A few years ago I was lucky enough to do a short tour of Dublin. I remember going to a particular area and a particular street, the names of which escape me, where the doors to the identically built homes were painted in different colours. From what I remember being told by the tour guide, be it the truth or Irish fable, it was so when the drunk men came home from the pub, they would look for the coloured door to their house. I must say, the doors stood out so much, they were the main attraction even though they were but a small part of the houses’ facades.
The Gewürztraminer in this wine is the facade’s coloured door of this Farm Series blend. It is only 17% of the blend yet immediately had my attention when I stuck my nose in the glass after giving it a good swirl. Not that it dominates, but it has its delicate pot pourri/rose petal nose in front at this stage.

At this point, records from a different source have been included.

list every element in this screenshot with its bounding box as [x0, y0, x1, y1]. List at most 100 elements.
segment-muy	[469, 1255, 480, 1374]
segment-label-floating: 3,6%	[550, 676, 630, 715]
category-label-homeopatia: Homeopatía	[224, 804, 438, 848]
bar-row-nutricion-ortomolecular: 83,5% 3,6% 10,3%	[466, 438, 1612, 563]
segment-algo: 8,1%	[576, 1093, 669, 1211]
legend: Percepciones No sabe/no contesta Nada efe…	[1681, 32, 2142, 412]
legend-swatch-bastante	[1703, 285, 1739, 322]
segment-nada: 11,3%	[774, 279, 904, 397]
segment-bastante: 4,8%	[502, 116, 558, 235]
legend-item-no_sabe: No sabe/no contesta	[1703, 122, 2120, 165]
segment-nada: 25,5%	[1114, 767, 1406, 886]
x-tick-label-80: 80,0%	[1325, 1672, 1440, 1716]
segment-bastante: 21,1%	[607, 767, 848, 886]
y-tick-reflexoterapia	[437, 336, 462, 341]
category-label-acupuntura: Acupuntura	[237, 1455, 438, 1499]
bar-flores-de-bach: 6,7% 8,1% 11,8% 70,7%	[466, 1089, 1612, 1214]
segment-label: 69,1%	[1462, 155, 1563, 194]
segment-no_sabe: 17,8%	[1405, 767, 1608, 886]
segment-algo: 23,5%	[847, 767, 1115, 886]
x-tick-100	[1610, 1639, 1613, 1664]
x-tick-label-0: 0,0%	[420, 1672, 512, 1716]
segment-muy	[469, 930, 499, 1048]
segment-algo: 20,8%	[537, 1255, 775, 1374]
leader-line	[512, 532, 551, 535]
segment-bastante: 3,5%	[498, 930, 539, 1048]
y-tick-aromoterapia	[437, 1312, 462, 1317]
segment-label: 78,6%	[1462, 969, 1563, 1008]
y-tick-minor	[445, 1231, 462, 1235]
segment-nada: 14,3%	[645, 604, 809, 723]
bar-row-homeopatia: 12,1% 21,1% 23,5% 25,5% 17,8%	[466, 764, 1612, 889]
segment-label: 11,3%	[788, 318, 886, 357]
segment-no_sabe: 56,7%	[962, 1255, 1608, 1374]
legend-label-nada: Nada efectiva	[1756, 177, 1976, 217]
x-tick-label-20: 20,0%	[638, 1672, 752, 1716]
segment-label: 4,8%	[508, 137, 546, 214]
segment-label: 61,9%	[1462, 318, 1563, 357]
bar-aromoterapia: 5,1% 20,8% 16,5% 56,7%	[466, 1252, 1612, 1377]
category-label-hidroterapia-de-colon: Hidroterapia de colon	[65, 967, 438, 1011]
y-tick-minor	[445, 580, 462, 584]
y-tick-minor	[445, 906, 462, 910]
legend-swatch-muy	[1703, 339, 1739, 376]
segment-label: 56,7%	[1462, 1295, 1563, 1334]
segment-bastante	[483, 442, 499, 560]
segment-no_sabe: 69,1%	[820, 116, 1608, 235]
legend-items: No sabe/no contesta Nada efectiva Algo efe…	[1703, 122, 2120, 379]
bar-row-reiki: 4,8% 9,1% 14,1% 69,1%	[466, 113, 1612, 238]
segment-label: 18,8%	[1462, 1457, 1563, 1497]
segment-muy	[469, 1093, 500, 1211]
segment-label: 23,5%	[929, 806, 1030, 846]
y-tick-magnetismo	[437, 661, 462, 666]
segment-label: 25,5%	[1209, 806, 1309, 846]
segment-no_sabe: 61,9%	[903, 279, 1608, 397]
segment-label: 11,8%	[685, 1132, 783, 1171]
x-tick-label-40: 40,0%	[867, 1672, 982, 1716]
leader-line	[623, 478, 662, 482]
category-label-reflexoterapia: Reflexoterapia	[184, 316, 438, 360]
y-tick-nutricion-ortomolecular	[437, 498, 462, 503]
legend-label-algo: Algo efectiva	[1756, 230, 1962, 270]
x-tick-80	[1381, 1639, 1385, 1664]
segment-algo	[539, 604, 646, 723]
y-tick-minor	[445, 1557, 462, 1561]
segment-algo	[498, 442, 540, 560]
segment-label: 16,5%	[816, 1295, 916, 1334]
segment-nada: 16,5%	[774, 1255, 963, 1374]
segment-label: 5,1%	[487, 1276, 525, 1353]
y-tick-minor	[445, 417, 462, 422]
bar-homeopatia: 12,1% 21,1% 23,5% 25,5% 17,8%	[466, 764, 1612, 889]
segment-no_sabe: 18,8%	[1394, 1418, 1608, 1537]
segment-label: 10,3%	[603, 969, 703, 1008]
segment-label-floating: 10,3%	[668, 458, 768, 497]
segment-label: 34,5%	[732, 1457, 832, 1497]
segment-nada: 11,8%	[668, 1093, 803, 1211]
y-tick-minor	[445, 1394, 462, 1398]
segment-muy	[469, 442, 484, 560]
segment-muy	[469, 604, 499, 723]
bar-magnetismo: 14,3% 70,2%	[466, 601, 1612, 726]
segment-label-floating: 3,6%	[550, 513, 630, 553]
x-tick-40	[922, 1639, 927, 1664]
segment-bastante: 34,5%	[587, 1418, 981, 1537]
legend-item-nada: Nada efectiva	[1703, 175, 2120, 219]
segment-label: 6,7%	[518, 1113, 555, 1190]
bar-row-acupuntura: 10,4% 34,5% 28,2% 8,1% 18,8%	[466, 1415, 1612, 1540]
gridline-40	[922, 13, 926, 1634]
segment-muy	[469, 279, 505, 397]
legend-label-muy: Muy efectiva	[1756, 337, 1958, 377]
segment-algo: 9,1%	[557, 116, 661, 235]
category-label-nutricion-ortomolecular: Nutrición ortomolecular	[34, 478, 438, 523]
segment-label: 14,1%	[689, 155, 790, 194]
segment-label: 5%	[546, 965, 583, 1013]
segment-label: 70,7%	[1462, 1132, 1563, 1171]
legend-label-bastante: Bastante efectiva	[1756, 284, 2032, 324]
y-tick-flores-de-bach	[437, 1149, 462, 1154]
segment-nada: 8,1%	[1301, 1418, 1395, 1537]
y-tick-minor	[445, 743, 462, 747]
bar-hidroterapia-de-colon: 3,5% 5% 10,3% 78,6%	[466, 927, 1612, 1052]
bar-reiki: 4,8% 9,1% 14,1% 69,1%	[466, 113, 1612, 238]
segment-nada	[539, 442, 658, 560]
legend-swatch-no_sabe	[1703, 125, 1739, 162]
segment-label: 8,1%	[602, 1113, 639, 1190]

I didn’t know what to expect when I tasted it and, to be honest, it was because of the price. It offers up plenty of fruit and it’s a touch sweet although not enough to be a nuisance. There’s stonefruits…sure, like apricots and (to a lesser extent) peaches that give it some nice flavour. Texture presents too giving some breadth on the palate, probably due to the 58% Semillon, and 25% Riesling chiming in adding freshness and some gentle acidity on the finish. A very neat package indeed.
Region: Mudgee, NSW Price: $18 Source: Sample courtesy of Robert Stein Wines and Define Wine.